Questions of Cash: The Independent

Posted on October 10, 2010 · Posted in The Independent

Q.  I sent HBOS, by recorded delivery, my passport, along with a bank statement, as proof of identity and address, applying for a Bank of Scotland credit card.  This was weeks ago and I still have not had my passport returned, nor a proper answer to my letters of complaint.  I had been due to go abroad in October and I am very disappointed as I am no longer able to do so.  It is inconvenient and upsetting to no longer have my passport.  KR, by email.

 

A  HBOS was unable to reconcile your passport with your credit card application – and so, amazingly, destroyed your passport!  A spokeswoman for HBOS explains: “In the first instance [the reader’s] passport was delivered to the incorrect department. This was then forwarded to the right department who processed it for ID checks. When the passport was sent on for it to be scanned, the accompanying documentation went missing. This resulted in the passport being filed in the mail services department for over two months. Once two months had passed and the passport had not been claimed, mail services, who had been storing it, returned it to the passport office where we believe it has been destroyed.  As a result of the mistakes that were made in storing the passport rather than trying to identify who it belonged to, we admit that the service we have provided is not of the standard we expect.”  In all the years The Independent has published this column we cannot recall another incident of such complete service failure.  HBOS offers you compensation of £400 for the “distress and inconvenience” this has caused you.  You have not responded to our enquiries as to whether this is acceptable to you.  If you have cancelled travel arrangements as a result of this failure by HBOS, we strongly advise you to claim for the costs of that in addition to the £400.  Not surprisingly, HBOS has also told its passport office that it should improve its service standards and take additional steps to trace a customer before it destroys such an important document.

 

Q.  I booked a hotel as accommodation for the Labour Party conference in Manchester.  But Lastminute.com sold me a hotel that was not in the location in which it was advertised – the map on the website was wrong.
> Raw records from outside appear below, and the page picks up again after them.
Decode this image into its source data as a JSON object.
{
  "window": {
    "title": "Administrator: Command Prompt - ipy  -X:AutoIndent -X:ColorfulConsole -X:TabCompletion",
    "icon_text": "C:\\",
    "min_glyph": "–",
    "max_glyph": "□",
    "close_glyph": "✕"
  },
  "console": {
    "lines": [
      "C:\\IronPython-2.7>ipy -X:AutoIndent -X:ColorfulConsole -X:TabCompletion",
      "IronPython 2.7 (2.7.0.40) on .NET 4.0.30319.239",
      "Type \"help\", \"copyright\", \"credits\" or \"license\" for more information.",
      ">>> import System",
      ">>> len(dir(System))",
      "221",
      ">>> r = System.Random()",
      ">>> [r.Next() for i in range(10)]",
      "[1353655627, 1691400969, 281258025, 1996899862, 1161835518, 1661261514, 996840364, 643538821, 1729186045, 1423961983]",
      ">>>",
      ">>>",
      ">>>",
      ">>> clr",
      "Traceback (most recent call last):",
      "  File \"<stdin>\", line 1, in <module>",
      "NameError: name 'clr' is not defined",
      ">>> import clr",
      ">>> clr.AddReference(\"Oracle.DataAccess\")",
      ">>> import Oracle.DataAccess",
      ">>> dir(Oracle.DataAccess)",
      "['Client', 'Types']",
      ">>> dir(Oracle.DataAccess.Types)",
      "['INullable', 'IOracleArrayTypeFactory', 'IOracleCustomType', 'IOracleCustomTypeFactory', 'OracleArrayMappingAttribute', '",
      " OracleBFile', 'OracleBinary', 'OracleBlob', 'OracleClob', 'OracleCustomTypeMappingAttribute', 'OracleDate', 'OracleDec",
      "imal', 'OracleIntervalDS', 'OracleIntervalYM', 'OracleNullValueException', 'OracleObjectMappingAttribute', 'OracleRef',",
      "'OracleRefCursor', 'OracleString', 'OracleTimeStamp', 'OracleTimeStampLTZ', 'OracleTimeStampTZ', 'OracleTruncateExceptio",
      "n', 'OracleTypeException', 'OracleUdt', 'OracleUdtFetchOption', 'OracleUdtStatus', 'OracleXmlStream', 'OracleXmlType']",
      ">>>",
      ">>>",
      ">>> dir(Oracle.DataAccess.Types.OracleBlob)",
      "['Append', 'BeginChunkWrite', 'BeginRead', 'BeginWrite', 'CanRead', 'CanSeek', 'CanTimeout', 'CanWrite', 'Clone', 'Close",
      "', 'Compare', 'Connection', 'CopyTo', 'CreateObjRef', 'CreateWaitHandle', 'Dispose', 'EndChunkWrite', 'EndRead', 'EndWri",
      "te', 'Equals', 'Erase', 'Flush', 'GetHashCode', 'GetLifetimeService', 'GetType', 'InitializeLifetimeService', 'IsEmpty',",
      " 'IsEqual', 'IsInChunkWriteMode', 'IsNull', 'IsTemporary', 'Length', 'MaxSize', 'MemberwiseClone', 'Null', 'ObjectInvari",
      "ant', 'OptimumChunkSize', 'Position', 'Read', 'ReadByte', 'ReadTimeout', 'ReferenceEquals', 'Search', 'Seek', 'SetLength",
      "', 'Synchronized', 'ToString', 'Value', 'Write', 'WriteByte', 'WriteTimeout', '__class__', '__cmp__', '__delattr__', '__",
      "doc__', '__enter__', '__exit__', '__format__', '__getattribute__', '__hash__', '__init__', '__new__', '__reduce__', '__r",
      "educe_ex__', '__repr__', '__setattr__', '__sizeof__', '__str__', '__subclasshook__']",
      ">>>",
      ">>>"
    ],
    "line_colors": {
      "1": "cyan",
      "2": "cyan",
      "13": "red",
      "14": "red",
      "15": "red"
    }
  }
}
The hotel was not in Central Manchester as advertised, nor in the location shown on their map, but is nearer Salford. Telephone calls have led to nothing but contradictory explanations.  Lastminute’s excuse was that it could not get a refund from the hotel chain, Holiday Inn, and so could not help me.  I have emailed Lastminute.com several times, but I have not received a response. JS, by email.
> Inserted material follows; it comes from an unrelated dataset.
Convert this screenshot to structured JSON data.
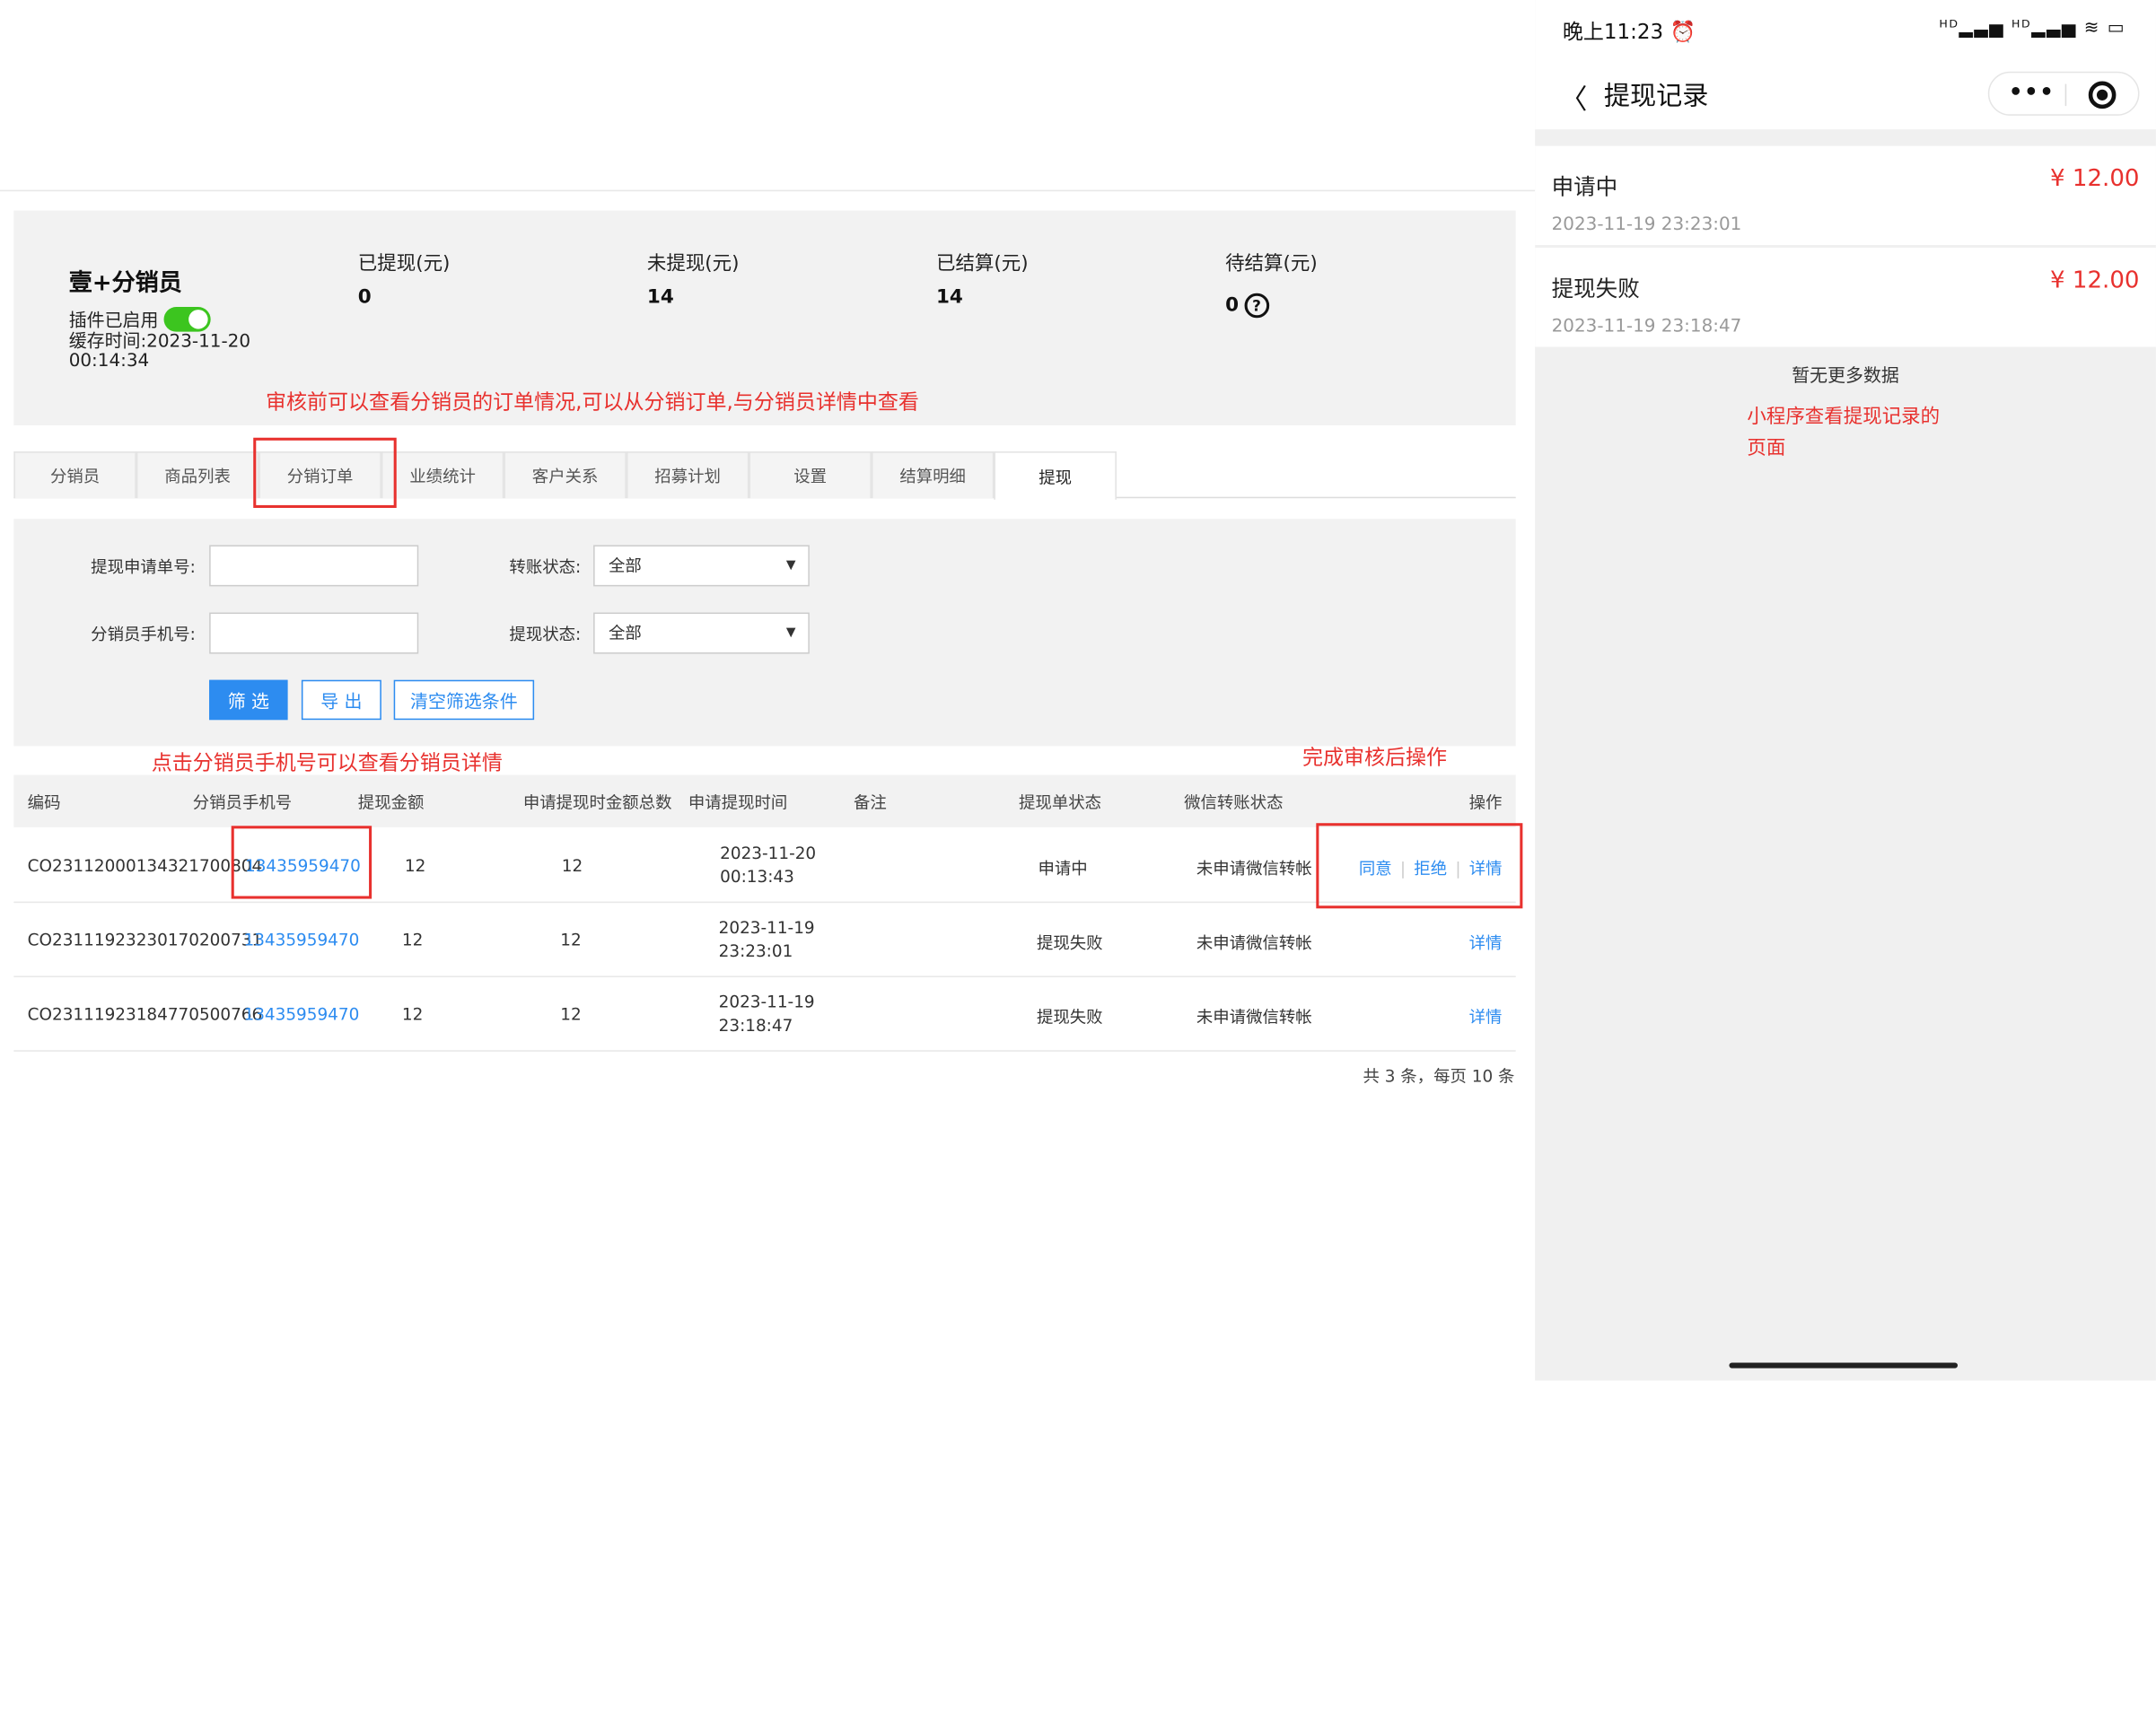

A  Lastminute.com accepts that its website map was wrong and misleading.  It has now corrected the website and fully refunded you.

 

Q.  My grandmother wanted to pay my brother’s T-Mobile bill using her credit card.   The card issuer saw this as unusual activity and without checking it with my grandmother, reported it as fraud, cancelled the transaction and claimed the payment back from T -Mobile.  T-Mobile then barred my brother’s telephone and mobile number on the grounds of suspected fraud and demanded £560 – representing the account balance, plus the charge for the rest of the contract period.  My grandmother is nearly 90 and has unsuccessfully tried to resolve this with the card issuer, which is highly stressful for her.  T-Mobile has now sent debt collectors to my brother’s home.  He is disabled and needs the phone, but doesn’t have the money to pay the bill.  We have spent months trying to sort this out.  RH, London.

 

A  T-Mobile has agreed to write-off the balance on your brother’s account and the debt collectors have been instructed to take no further action.

 

Q.  Barclays closed my current account because I failed to stick to its repayment plan on an £800 overdraft.  But I never used my card to make payment while overdrawn, all direct debits and standing orders were cancelled and I intended to clear all my debts before using the account again. One day I went into my local branch to make the agreed monthly repayment in cash. But the bank convinced me to see a financial adviser, who talked me into upgrading my account for about £15 a month to obtain some benefits. I told her my account was in the red, but she waived my concerns, checking my account on its system and saying that everything was fine.  My overdraft was then increased to £1,000.  To my surprise I then received a letter saying that I had exceeded my overdraft limit.  My internet facilities as well as telephone banking facilities were withdrawn. I could only check my account by ATM machine, but when I did this my card was retained.  Surely the bank should share the blame for me going over my overdraft limit by misinforming me?  NR, London.

 

A  Barclays says that you are wrong to believe that it was the upgrade of your account to Additions Active at a monthly £15 cost that caused you to breach the previous terms of your overdraft repayment agreement.  It says that you were responsible for breaching five repayment plans before the bank finally closed your account.  Barclays first put your account in for collection in July 2009; you were sold the Additions Active upgrade five months later; and the account was finally closed in June this year.  It appears to us that Barclays is correct in concluding that it was not the account upgrade that was responsible for you breaching the overdraft repayment terms.  But it also seems to us that Barclays was irresponsible in upgrading your account at a time when you had already breached the terms of two repayment agreements.